One Nation Tries To Tackle Its Welfare Problem

Every developed nation on Earth, at least so called Western Nations, has something in common and that something is what to do about the poor.

Brent Smith

Countries wrestle with the social and economic impact – we/they struggle with the ever-increasing cost of caring for our/their poor. Those on the left insist it is our duty as a grand collective to redistribute the wealth from the haves to the have-nots.

Those on the right agree that some care should be provided to the working poor, the homeless and truly indigent. This debate has been raging for multiple decades with no end in sight – the left advocating for ever more entitlements and the right insisting on some accountability.

Instead of just endlessly debating the issue the Island nation of New Zealand years ago decided to try something new. In 2013 they overhauled their welfare system to make those who receive payments somewhat more accountable.

Some of the changes included discouraging families on welfare from having more children, requiring recipients to reapply for benefits at set intervals, cutting benefits if certain obligations are not met and guiding recipients into work. They also instituted a penalty for abusers of the system where a spouse must repay any benefit his or her spouse received under false pretences. Try that in America.

Although the system has helped, the government of New Zealand is still not satisfied. So, it’s on to something new and even more radical. They call it a “Universal Basic Income” (UBI) and it “involves a basic, unconditional, fixed payment made to every person in the country by the state in lieu of benefits.”

In other words, instead of poor citizens receiving a rash of benefits from various authorities, they would instead receive, in effect, a welfare salary. They would scrap the entire welfare system and replace it with this UBI.

New Zealand’s opposition leader, Andrew Little justified the “salary” saying: “The question is whether you have an income support system that means every time you stop work you have to go through the palaver of stand-down periods, more bureaucracy, more form filling at the same time as you’re trying to get into your next job.”

Being that welfare is basically here to stay, this actually doesn’t sound half bad. I’m not keen on the idea of paying someone a salary not to work, but is that not what we are essentially doing now? Yet with a system like this, think of all the government bureaucracy that could be cut. Think of all the hundreds of departments that could be closed by simply making direct payments to recipients, not to mention the waste, fraud and abuse that would vanish by doing away with layer upon layer of said bureaucracy.

Many might say, wow – considering our sad reality, this does sound better. Why has no one suggested this before? Actually, both Finland and the Netherlands are due to launch similar programs sometime this year.

But this has been suggested before, right here in the good old U.S. of A., 47 years ago, by President Richard Nixon. In 1969, Nixon made a speech suggesting the scrapping and replacement of the “Aid to Families with Dependent Children” (AFDC – 1935-1996).

Nixon said his proposal would benefit “the working poor, as well as the nonworking; to families with dependent children headed by a father, as well as those headed by a mother. What I am proposing is that the Federal Government build a foundation under the income of every American family with dependent children that cannot care for itself — and wherever in America that family may live.”

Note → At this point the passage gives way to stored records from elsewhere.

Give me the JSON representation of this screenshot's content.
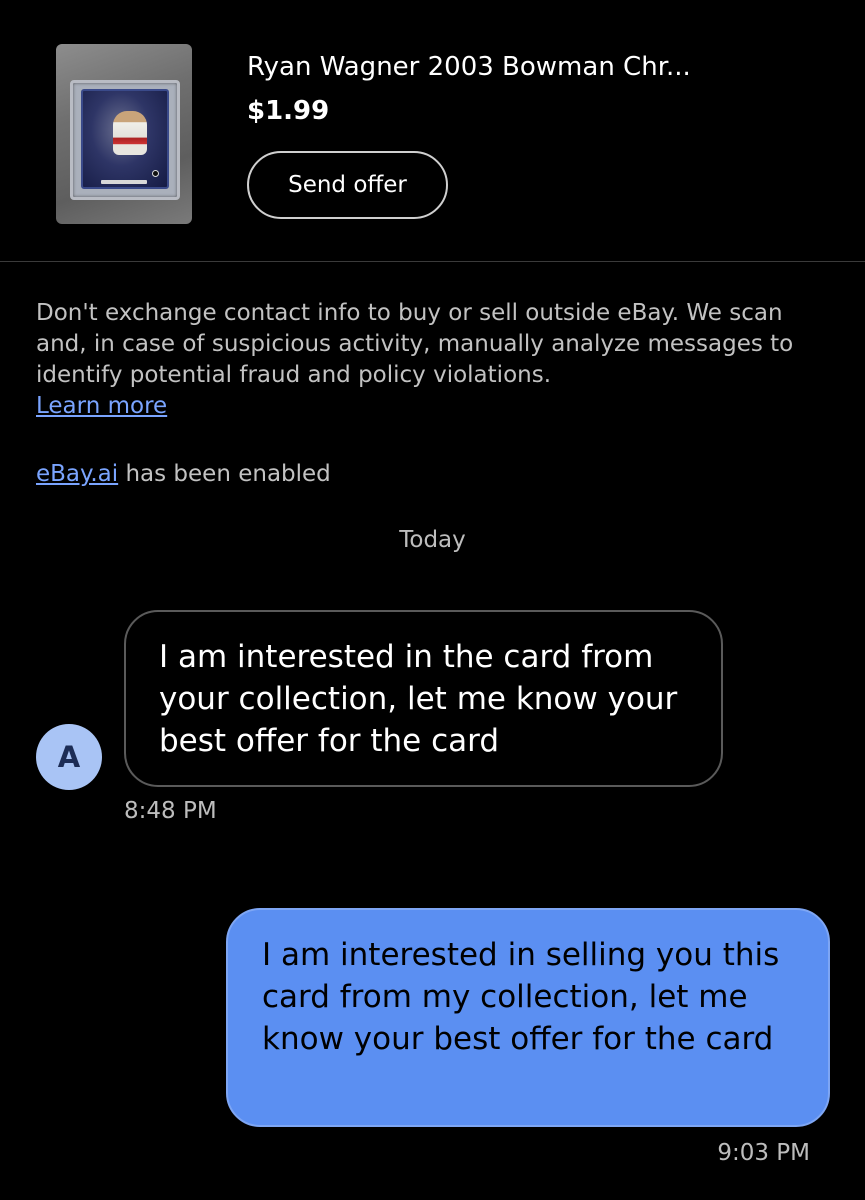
{
  "listing": {
    "title": "Ryan Wagner 2003 Bowman Chr...",
    "price": "$1.99",
    "send_offer_label": "Send offer",
    "thumbnail_icon": "trading-card-thumbnail"
  },
  "notice": {
    "text": "Don't exchange contact info to buy or sell outside eBay. We scan and, in case of suspicious activity, manually analyze messages to identify potential fraud and policy violations.",
    "learn_more_label": "Learn more"
  },
  "ai_notice": {
    "link_label": "eBay.ai",
    "text": " has been enabled"
  },
  "date_separator": "Today",
  "messages": [
    {
      "direction": "incoming",
      "avatar_initial": "A",
      "text": "I am interested in the card from your collection, let me know your best offer for the card",
      "time": "8:48 PM"
    },
    {
      "direction": "outgoing",
      "text": "I am interested in selling you this card from my collection, let me know your best offer for the card",
      "time": "9:03 PM"
    }
  ],
  "colors": {
    "background": "#000000",
    "link": "#7aa4ff",
    "outgoing_bubble": "#5b8ff2",
    "avatar": "#a9c4f5"
  }
}
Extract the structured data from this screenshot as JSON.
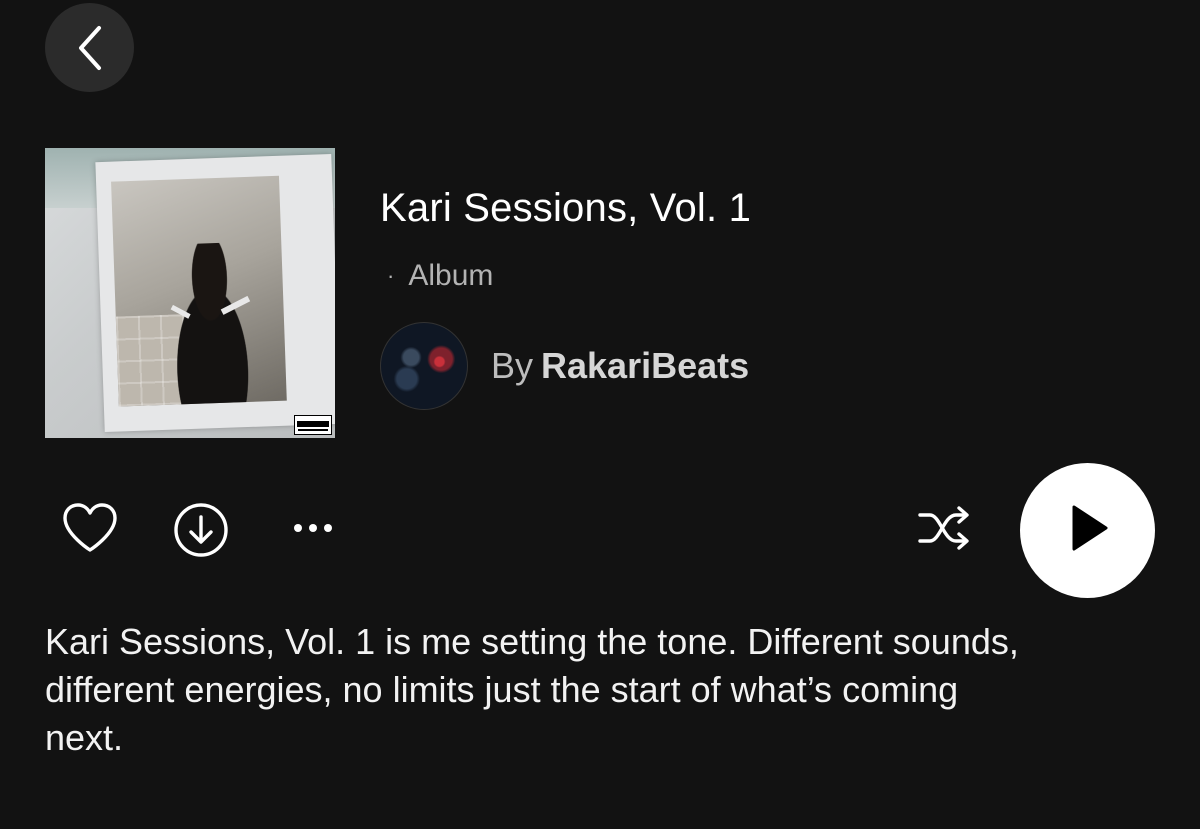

It was coined it as a “Guaranteed Annual Income,” (GAI) and it was the centerpiece of Nixon’s proposed “Family Assistance Plan” (FAP). Yet Nixon bristled over the term GAI and stated that “a guaranteed income establishes a right [income] without any responsibilities [work] …There is no reason why one person should be taxed so another can choose to live idly.” Conservatives in his party disagreed by stating that is exactly what Nixon’s proposal set up. The proposal did pass the House by a comfortable margin of 243-155, but the Senate killed it.

Of course the welfare system then wasn’t anything like the hammock we have today, so all things considered, maybe the New Zealand direct payment model would be preferable to our hopelessly broken, purposely complex and corrupt system.